Fiquei na calçada aguardando algum táxi passar e levar-me para casa. Acho que chegou o momento de falar como tia Gertrudes era importante para mim.

Ela trabalhou em algo semelhante ao que faço. Os homens a chamavam de "Garganta de Ouro", cortejada por homens ricos que iam aos cabarés da época para degusta-la. A prostituição não era hereditária na família, mas foi o único caminho encontrado por mim, eu achava que era o único, poderia estar errada, ora. Esse apelido dela era um tanto curioso pelo sentido que ele esboçava quando mencionado.

Ao contrário do que se passava nas mentes dos outros, o apelido foi dado por um dos frequentadores do cabaré, Estevão, e o significado provinha de sua bela voz que contribuía para chamar a atenção de muitos, e ela vivia somente do conto, porém auxiliava as garotas. O surgimento de uma gravidez a deixou perdida, havia se apaixonado por um estrangeiro, e ela teve que arcar com as consequências. No começo, o pequeno Augusto ficava lá em casa, mas ai veio os problemas, e titia teve que busca-lo.

Desde nova ouvia falar a respeito de tia Gertrudes, mas nunca soube de toda sua fama e sucesso com os rapazes virgens.

Tia Gê costumava ir visitar-nos, porém não era bem recebida pelos meus pais, mamãe nunca aceitou o fato de ter uma irmã que fazia esse tipo de trabalho, e isso não intimidou-a a não saber notícias de sua família, considerando isso foi assim que ela ficou sabendo o que aconteceu comigo, certamente repreendeu os meus pais e eles não deram atenção. A Garota do Cebolão, nome dado às integrantes do Cabaré do Cebolão, foi a única capaz de me entender, cuidar e ouvir.

Até hoje me lembrava do nosso encontro. Foi logo quando comecei a fazer programas, acho que cinco meses depois. Ela surgiu como uma espécie de fada madrinha, eu a amava desde os tempos das visitas, ela era espontânea, engraçada, e me dava dicas para se sair bem com os garotos – minha mãe a restringiu por conta das coisas que ela dizia, todavia eu não compreendia direito. Foi uma feliz coincidência.

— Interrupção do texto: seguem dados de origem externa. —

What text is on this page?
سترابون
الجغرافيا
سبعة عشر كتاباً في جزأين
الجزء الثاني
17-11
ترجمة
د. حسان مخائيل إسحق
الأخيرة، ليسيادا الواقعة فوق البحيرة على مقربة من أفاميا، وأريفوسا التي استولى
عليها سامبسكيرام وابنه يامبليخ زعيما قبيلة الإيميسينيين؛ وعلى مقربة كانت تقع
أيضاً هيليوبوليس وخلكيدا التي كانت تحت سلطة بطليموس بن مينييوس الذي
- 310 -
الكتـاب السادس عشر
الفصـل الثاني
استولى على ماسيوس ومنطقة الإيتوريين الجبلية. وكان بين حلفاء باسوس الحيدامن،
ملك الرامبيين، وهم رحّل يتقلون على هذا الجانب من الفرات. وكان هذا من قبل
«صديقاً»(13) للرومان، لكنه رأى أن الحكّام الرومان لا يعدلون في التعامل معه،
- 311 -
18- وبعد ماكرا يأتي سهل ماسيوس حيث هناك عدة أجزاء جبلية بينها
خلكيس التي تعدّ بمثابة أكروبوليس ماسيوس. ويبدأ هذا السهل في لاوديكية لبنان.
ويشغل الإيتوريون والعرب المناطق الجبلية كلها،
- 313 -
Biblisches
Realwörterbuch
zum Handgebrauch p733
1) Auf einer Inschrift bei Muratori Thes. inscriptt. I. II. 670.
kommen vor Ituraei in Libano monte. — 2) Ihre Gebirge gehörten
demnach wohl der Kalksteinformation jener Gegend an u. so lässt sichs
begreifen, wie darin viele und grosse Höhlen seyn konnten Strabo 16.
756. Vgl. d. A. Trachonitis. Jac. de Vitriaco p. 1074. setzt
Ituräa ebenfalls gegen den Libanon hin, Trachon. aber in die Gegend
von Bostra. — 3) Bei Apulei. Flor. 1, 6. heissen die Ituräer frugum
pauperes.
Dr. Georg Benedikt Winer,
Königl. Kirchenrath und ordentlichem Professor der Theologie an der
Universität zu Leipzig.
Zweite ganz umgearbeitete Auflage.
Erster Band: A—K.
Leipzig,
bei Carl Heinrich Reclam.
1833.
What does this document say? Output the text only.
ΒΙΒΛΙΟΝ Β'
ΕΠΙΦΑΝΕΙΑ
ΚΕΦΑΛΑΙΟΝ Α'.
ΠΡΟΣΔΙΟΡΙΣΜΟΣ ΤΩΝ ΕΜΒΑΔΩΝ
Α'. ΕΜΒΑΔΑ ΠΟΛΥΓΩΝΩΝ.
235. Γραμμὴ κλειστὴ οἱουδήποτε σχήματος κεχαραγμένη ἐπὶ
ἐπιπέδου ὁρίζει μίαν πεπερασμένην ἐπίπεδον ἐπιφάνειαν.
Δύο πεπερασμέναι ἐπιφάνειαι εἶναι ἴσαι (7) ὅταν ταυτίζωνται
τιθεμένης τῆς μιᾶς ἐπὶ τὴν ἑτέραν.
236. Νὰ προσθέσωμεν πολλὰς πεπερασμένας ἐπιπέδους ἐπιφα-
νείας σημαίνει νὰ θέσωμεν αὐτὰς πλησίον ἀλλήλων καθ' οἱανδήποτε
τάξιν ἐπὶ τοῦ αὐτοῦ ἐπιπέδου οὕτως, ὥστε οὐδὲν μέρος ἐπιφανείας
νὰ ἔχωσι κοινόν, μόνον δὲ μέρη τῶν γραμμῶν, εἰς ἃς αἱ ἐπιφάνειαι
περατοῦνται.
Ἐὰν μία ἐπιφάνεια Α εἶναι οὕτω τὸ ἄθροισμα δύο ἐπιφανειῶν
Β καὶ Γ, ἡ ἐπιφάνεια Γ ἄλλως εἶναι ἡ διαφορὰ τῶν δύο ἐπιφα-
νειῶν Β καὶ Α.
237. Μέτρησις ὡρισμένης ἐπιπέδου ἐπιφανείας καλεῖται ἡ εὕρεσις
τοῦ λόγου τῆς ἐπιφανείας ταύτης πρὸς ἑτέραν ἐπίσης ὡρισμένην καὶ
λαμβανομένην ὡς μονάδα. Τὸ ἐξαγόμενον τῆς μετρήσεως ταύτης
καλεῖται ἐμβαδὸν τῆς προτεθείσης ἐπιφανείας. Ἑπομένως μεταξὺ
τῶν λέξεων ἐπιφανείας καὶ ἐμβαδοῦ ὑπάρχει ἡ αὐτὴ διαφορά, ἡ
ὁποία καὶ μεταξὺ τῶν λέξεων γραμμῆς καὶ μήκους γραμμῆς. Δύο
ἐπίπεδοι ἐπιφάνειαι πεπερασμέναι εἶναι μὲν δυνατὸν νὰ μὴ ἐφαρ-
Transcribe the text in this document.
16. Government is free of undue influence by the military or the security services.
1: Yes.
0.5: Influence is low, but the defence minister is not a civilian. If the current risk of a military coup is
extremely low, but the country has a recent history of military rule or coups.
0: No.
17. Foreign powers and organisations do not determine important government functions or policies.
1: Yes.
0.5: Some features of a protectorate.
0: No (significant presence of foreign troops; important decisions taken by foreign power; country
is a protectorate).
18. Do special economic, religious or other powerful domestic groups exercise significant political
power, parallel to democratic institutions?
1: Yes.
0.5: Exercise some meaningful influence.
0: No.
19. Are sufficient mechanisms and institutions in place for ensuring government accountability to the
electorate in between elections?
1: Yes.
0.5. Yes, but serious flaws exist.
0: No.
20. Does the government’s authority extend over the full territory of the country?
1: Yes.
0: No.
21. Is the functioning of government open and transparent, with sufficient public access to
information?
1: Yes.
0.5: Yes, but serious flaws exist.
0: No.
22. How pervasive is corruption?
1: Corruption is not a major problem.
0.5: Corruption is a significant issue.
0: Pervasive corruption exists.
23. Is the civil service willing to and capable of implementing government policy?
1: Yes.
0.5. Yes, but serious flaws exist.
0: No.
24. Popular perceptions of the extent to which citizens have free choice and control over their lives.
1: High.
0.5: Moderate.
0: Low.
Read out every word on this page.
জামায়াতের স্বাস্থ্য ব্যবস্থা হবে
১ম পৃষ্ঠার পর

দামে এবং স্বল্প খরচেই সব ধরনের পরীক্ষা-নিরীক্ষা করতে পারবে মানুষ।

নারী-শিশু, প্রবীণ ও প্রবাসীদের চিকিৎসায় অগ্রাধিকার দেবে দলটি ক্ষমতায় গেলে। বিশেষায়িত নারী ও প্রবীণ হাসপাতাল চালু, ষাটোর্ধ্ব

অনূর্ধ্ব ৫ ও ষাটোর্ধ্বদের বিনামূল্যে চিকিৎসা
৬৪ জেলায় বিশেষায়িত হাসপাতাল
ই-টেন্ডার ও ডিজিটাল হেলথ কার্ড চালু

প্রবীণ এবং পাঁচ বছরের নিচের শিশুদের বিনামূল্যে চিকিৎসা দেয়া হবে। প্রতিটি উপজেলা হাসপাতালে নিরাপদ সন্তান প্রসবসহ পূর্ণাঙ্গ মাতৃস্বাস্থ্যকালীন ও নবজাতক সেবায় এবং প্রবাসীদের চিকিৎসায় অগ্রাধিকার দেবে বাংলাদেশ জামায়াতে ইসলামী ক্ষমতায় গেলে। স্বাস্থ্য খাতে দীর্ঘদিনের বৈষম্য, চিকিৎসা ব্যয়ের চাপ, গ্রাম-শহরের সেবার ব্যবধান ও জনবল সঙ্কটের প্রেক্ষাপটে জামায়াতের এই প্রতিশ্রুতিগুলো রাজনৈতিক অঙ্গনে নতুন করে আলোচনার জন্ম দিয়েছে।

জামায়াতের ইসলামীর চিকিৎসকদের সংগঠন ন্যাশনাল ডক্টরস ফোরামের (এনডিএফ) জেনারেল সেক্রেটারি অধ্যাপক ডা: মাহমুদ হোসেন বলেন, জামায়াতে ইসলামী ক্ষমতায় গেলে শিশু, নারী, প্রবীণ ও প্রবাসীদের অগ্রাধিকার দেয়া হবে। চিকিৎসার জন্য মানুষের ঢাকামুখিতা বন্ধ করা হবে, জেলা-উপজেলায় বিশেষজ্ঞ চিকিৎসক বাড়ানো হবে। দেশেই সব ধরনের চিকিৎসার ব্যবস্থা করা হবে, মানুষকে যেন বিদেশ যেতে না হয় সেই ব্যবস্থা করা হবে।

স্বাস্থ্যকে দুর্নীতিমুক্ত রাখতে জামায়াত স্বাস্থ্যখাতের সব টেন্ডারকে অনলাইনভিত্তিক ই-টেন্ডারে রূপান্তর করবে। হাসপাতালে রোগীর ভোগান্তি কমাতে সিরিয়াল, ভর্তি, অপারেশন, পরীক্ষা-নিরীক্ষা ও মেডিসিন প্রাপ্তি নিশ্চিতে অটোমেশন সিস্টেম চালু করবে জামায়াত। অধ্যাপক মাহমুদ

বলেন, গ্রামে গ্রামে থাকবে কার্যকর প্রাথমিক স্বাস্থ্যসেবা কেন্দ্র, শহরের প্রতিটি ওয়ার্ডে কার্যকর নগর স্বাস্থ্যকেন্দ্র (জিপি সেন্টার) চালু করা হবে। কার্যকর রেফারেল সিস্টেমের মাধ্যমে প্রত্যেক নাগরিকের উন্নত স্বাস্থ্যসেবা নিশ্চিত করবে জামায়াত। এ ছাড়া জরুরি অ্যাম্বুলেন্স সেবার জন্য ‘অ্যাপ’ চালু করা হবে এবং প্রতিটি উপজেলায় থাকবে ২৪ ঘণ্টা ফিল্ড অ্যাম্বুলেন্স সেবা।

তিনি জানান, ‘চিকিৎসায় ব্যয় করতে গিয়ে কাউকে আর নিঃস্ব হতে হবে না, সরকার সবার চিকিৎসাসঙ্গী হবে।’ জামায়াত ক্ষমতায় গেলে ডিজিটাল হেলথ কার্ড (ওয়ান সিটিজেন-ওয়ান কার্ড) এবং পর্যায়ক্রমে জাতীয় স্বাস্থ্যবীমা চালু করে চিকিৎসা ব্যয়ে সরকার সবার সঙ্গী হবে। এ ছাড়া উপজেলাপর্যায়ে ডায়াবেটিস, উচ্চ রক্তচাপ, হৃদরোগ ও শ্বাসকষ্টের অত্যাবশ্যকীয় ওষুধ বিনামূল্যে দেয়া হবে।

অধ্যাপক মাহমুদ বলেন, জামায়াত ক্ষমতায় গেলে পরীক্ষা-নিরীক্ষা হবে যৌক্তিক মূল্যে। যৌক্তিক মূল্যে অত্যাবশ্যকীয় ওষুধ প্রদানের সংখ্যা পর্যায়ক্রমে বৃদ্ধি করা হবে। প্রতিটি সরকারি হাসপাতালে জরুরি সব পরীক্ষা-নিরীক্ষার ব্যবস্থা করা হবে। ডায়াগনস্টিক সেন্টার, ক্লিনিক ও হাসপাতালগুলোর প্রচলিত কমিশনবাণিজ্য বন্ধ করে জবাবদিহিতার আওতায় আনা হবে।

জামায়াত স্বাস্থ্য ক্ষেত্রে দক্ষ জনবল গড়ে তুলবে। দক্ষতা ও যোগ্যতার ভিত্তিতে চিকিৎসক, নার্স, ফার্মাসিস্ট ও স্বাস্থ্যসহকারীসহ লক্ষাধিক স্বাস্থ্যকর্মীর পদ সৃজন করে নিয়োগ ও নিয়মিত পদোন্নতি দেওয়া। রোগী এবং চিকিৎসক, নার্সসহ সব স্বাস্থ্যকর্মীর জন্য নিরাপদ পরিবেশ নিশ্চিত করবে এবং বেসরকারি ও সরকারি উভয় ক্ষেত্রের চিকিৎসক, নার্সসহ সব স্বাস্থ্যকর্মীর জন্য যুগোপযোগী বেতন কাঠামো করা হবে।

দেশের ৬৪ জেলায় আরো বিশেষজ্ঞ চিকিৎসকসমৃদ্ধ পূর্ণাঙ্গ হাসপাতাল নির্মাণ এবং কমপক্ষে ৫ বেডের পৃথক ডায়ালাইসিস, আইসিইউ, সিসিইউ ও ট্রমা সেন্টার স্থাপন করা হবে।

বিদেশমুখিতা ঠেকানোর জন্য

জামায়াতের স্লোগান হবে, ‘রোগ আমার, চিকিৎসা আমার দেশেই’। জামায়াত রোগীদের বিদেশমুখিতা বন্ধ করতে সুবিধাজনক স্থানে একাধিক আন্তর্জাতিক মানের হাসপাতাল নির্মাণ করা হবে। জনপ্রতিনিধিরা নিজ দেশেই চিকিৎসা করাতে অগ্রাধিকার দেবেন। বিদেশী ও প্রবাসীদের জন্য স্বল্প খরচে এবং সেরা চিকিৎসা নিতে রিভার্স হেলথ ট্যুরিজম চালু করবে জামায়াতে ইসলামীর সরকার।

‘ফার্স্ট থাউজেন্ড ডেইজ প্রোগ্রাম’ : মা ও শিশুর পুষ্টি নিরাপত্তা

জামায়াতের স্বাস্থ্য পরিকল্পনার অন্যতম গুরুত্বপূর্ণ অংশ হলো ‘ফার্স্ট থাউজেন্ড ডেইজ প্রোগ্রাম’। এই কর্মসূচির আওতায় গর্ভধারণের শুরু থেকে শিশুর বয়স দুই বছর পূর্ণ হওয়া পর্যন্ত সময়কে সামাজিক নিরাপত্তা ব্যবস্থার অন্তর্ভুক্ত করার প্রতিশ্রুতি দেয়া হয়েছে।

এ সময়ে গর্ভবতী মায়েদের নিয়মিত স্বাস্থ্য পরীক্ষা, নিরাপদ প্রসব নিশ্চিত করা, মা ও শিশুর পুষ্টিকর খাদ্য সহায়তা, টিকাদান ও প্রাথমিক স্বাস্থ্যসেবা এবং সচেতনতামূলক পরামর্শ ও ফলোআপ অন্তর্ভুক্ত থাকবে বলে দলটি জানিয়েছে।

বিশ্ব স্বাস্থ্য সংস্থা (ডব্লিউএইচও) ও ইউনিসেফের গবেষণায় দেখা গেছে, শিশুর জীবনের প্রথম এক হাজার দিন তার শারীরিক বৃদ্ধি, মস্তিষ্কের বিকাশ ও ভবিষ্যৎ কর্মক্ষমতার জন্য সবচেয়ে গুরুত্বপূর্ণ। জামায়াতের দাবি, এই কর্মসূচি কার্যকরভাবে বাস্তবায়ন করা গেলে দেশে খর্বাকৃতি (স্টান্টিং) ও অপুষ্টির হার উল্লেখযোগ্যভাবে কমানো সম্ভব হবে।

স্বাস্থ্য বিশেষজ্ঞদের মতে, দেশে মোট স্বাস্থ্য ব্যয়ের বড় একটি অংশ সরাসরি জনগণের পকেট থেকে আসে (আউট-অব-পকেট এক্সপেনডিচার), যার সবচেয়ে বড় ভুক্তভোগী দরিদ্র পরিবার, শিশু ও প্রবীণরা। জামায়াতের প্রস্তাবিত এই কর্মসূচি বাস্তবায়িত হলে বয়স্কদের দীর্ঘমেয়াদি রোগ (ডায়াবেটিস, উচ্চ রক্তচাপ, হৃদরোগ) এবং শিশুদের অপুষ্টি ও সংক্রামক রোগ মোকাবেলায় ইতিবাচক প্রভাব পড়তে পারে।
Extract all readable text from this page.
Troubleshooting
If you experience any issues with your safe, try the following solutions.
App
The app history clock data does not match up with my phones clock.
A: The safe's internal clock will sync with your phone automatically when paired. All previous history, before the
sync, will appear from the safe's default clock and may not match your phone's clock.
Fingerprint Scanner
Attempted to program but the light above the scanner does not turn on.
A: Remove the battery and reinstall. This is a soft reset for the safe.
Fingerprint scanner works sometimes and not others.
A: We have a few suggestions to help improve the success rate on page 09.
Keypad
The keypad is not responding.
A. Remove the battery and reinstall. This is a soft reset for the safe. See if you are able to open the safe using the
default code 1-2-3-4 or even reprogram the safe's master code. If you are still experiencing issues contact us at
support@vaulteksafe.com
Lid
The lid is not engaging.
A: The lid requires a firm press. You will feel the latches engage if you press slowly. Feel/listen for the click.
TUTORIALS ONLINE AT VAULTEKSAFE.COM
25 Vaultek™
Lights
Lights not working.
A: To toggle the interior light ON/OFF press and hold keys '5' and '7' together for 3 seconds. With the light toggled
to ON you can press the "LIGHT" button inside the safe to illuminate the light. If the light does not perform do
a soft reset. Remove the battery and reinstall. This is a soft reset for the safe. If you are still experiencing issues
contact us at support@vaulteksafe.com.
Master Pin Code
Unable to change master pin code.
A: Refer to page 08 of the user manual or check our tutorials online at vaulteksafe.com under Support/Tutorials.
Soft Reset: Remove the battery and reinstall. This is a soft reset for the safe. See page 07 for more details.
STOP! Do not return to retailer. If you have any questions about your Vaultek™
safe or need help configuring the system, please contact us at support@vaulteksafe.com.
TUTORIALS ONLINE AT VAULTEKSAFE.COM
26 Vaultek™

Ela vestia uma espécie de capa indiana, colares abusivos, e brincos gigantes e espalhafatosos. O batom roxo cobria seus lábios, a famosa sombra de céu em dias chuvosos enfeitava seus olhos. Longos cílios postiços se agarravam nos naturais, e um pesado blush enfeitava suas maçãs. Eu jurava que era uma Drag Queen.

- Vic, meu favo de mel, o que faz por essas bandas, vestida nesses trajes absurdos – ela disse surpresa. A julgar pelo figurino que eu vestia; um top e uma meia-calça preta, calçando salto alto, não passava de uma roupa de freira perto dela.

Naquele momento, eu saltei os olhos, não achei que iria encontrar alguém próximo do escalão familiar.

- Ah, tia, vai dizer que a senhora não sabe o que houve comigo? – perguntei enraivecida. – Aquele filho da puta, além de tirar minha inocência, foi sujo o bastante para jogar tudo na minha aba! A senhora não entende, meus pais acreditaram nele, não acreditaram em mim?! – disse incapaz de conter as lágrimas no momento.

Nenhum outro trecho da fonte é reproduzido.